|Authors: ||C.M. Bradish, G.E. Fernandez, J.M. Bushakra, P. Perkins-Veazie, M. Dossett, N.V. Bassil, C.E. Finn|
|Keywords: ||raspberry, heat stress, plant breeding|
Demand for fresh berry products continues to grow in the United States; however, commercial raspberry production in the southeastern US is difficult because cultivars are not well adapted to the warm climate and fluctuating winter temperatures, where heat degrades plant vigor and fruit quality, and warm spells in mid to late winter can cause low chilling plants to break bud too early.
Recent research about the health benefits of a polyphenolic-rich diet has led to a resurgence of interest and breeding efforts in black raspberry, and is the driving factor for this particular research.
Two half-sib populations, ORUS 4304 and ORUS 4305 (307 progeny total) were planted in Jackson Springs, North Carolina in 2012. From fall 2012-spring 2015, a number of traits were measured on each plant, among them vigor, winter hardiness, and heat damage, analyzed in several different ways.
Plant vigor increased or decreased over harvest seasons based on individual differences in the segregating plant population, but also showed correlations with temperature, i.e., less vigorous plants were more susceptible to damage by heat or cold.

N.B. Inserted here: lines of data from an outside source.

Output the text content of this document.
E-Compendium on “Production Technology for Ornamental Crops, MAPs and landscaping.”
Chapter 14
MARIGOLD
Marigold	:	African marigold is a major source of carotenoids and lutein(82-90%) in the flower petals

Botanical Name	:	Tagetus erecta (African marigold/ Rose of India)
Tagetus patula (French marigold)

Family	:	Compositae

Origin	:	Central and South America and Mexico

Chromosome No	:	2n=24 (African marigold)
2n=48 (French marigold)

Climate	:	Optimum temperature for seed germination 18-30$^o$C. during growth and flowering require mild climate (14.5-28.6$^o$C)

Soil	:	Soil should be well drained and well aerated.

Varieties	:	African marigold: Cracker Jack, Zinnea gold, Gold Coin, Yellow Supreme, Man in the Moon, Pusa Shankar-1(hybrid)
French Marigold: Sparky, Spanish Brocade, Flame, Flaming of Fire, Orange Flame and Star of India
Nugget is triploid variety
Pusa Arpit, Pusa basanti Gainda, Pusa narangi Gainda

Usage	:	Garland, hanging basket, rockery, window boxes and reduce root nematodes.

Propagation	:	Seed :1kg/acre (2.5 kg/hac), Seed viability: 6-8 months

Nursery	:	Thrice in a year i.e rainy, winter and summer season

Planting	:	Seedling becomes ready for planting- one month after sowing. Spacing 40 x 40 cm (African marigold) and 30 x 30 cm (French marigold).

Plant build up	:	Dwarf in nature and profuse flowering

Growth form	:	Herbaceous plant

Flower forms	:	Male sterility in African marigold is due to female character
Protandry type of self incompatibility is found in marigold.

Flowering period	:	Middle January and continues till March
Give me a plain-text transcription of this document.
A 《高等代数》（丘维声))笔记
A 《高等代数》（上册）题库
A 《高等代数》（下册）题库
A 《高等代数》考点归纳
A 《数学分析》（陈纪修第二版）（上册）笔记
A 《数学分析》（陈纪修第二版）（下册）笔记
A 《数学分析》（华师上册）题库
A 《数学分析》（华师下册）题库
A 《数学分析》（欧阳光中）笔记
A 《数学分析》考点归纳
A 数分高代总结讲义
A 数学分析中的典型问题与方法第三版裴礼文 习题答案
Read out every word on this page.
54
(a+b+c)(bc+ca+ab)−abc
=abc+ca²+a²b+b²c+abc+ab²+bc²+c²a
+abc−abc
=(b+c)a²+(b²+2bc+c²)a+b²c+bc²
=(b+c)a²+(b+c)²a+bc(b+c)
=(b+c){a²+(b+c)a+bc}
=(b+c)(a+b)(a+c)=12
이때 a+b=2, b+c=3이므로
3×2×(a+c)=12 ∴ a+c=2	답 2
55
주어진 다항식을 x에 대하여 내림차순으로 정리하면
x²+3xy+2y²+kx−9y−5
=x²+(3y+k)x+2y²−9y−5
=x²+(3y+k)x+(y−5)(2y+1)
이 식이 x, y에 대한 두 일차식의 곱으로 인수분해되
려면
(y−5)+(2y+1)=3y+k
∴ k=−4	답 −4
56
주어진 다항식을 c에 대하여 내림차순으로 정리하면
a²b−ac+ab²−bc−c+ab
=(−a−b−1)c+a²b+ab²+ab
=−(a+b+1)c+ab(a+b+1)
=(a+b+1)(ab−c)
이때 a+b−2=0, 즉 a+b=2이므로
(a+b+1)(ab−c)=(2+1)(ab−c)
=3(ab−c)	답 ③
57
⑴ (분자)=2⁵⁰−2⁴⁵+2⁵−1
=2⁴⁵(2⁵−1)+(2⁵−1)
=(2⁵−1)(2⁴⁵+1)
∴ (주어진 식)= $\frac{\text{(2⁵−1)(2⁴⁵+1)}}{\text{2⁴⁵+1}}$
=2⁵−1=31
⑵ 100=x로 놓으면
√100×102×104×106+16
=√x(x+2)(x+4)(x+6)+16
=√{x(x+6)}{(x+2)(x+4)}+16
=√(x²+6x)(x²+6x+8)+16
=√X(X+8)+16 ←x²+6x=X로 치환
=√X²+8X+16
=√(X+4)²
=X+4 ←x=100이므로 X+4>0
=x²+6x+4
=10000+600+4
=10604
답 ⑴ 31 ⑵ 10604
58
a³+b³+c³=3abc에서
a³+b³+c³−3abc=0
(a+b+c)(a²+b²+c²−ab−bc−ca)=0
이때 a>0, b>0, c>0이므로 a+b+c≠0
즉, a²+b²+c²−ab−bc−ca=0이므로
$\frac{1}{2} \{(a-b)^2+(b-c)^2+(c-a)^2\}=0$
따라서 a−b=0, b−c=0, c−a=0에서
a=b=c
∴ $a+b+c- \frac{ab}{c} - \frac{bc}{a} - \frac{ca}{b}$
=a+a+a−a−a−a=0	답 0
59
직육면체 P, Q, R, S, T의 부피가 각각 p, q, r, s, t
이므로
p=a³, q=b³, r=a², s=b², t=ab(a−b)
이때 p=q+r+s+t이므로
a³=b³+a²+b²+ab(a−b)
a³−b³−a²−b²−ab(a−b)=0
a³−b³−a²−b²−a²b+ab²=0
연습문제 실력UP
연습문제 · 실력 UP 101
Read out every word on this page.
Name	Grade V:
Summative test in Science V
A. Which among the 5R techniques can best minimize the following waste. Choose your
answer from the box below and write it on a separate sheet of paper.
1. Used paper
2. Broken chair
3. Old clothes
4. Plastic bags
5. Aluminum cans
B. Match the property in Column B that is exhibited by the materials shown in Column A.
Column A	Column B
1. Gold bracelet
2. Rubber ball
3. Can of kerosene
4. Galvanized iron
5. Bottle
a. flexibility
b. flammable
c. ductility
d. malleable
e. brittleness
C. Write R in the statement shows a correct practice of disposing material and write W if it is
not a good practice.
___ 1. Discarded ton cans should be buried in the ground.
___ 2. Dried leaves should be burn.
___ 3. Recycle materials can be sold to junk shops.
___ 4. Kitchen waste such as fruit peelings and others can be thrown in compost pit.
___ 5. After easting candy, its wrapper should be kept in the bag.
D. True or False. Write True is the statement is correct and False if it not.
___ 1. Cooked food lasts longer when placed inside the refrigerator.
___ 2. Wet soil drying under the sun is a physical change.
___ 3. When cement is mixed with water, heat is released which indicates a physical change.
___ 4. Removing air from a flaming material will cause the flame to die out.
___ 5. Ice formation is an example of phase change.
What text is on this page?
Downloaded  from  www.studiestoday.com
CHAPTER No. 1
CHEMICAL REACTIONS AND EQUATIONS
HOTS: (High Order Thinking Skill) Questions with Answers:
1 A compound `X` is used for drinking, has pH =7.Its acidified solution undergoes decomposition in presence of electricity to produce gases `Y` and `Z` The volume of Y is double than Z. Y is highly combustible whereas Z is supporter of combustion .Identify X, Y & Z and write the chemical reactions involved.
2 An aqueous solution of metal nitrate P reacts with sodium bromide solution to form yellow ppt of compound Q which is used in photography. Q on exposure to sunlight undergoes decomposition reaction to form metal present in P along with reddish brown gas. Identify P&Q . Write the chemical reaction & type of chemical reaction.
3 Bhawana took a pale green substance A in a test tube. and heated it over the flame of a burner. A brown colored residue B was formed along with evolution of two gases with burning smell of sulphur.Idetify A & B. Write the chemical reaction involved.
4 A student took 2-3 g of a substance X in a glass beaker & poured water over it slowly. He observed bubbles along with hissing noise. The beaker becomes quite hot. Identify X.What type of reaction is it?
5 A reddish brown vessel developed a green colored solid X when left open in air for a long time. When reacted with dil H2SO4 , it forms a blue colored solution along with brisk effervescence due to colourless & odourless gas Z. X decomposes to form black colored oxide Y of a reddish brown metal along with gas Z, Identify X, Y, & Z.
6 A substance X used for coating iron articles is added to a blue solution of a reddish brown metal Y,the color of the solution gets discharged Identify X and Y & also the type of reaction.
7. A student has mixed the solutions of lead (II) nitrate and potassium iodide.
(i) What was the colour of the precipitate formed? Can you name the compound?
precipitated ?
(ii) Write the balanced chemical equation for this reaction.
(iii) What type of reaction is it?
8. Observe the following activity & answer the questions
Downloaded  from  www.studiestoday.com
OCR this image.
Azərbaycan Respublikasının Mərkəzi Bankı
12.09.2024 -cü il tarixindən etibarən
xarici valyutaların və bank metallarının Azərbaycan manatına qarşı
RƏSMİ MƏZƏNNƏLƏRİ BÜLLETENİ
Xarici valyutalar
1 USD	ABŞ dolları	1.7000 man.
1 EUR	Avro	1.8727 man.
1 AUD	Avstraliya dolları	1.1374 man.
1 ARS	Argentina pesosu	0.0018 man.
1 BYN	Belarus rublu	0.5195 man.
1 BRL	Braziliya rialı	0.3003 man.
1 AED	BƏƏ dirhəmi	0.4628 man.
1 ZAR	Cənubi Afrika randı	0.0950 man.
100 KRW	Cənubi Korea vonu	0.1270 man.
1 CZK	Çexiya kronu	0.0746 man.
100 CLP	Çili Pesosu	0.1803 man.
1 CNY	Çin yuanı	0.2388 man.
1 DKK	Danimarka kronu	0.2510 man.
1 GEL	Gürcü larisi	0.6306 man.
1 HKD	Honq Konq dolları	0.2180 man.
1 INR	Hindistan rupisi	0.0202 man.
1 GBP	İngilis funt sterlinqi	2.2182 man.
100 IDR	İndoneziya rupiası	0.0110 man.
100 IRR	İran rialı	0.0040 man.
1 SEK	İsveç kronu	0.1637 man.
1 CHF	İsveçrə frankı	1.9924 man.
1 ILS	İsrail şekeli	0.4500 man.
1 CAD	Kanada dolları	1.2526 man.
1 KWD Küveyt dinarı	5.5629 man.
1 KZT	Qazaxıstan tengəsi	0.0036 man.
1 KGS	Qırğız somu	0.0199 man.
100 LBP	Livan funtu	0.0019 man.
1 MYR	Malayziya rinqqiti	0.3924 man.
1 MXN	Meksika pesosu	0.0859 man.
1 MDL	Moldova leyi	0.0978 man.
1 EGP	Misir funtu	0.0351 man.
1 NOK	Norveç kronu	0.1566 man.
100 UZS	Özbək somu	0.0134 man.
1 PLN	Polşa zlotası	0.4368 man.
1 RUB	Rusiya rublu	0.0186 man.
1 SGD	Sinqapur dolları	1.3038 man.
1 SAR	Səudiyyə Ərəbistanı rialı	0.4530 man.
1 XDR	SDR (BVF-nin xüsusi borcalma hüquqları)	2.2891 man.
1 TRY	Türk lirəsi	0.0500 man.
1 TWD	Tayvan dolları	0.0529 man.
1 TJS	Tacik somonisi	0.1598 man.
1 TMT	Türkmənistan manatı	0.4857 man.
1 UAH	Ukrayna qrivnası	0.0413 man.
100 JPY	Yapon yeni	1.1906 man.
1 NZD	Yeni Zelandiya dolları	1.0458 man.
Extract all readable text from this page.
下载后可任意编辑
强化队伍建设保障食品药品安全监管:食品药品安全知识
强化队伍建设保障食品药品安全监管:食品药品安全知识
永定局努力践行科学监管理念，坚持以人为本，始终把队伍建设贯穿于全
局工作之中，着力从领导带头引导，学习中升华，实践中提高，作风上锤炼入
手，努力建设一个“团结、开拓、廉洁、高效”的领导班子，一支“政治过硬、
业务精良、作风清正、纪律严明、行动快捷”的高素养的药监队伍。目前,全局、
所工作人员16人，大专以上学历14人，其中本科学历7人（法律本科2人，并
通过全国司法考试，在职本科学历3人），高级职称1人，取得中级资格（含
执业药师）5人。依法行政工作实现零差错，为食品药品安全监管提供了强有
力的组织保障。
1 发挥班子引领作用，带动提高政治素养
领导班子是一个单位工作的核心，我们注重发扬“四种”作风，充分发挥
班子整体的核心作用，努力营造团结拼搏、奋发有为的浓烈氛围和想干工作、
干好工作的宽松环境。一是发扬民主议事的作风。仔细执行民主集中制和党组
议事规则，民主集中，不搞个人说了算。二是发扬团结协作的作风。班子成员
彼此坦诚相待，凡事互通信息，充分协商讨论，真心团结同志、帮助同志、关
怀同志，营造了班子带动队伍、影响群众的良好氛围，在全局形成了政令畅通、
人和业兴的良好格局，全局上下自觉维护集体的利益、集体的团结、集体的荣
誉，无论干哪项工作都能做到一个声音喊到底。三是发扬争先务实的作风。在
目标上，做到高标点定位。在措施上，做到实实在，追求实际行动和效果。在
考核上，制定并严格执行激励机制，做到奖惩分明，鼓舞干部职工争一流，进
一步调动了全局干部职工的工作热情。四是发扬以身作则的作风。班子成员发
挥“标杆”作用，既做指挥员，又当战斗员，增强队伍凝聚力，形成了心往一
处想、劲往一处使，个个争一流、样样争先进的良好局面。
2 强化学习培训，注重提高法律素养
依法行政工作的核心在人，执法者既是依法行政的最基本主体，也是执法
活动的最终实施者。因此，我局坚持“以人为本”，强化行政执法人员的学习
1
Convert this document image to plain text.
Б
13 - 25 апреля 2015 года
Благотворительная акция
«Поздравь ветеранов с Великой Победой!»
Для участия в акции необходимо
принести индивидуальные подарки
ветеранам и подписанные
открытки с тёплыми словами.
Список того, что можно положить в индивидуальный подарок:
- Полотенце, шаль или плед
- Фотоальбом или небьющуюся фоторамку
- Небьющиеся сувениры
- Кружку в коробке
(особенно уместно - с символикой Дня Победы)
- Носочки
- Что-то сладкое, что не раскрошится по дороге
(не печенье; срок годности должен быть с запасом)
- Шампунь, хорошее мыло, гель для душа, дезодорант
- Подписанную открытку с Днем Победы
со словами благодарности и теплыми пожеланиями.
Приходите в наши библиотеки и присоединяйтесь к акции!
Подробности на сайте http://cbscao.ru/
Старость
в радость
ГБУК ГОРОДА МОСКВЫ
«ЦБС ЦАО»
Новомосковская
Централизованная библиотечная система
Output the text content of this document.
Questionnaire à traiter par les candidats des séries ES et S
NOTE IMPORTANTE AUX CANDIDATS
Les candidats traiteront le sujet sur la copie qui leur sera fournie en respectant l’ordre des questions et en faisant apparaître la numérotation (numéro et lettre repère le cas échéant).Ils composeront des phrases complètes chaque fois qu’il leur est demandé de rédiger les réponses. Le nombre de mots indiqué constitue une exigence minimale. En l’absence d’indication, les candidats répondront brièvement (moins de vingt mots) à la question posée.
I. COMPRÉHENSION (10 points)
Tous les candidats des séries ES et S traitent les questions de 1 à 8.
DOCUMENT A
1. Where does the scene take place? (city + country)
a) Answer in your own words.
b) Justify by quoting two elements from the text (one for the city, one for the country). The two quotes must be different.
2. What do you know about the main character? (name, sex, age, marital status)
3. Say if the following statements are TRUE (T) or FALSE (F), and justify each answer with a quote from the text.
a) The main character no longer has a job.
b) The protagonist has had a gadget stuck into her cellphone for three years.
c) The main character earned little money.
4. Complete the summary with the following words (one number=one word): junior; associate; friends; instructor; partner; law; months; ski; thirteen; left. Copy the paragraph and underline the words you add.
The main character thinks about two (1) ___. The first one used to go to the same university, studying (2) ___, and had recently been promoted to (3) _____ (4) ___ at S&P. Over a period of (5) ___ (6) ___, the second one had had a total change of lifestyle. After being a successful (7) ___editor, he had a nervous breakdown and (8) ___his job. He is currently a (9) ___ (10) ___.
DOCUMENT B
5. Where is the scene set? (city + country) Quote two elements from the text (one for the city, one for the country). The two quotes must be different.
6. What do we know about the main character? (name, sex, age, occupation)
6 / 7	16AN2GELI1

Overall, ORUS 4305 was less vigorous than ORSU 4304. As is the case with most raspberries grown in the southeast, vigor in general is expected to decrease over time; however, certain individuals show transgressive segregation for the trait.
Linkage mapping for both populations is underway to identify and validate QTL for vigor, winter hardiness, heat tolerance, and other traits within black raspberry.
Ultimately, we hope to gain a more complete understanding of black raspberry physiology and genetics to make breeding commercial quality cultivars a possibility in the southeast.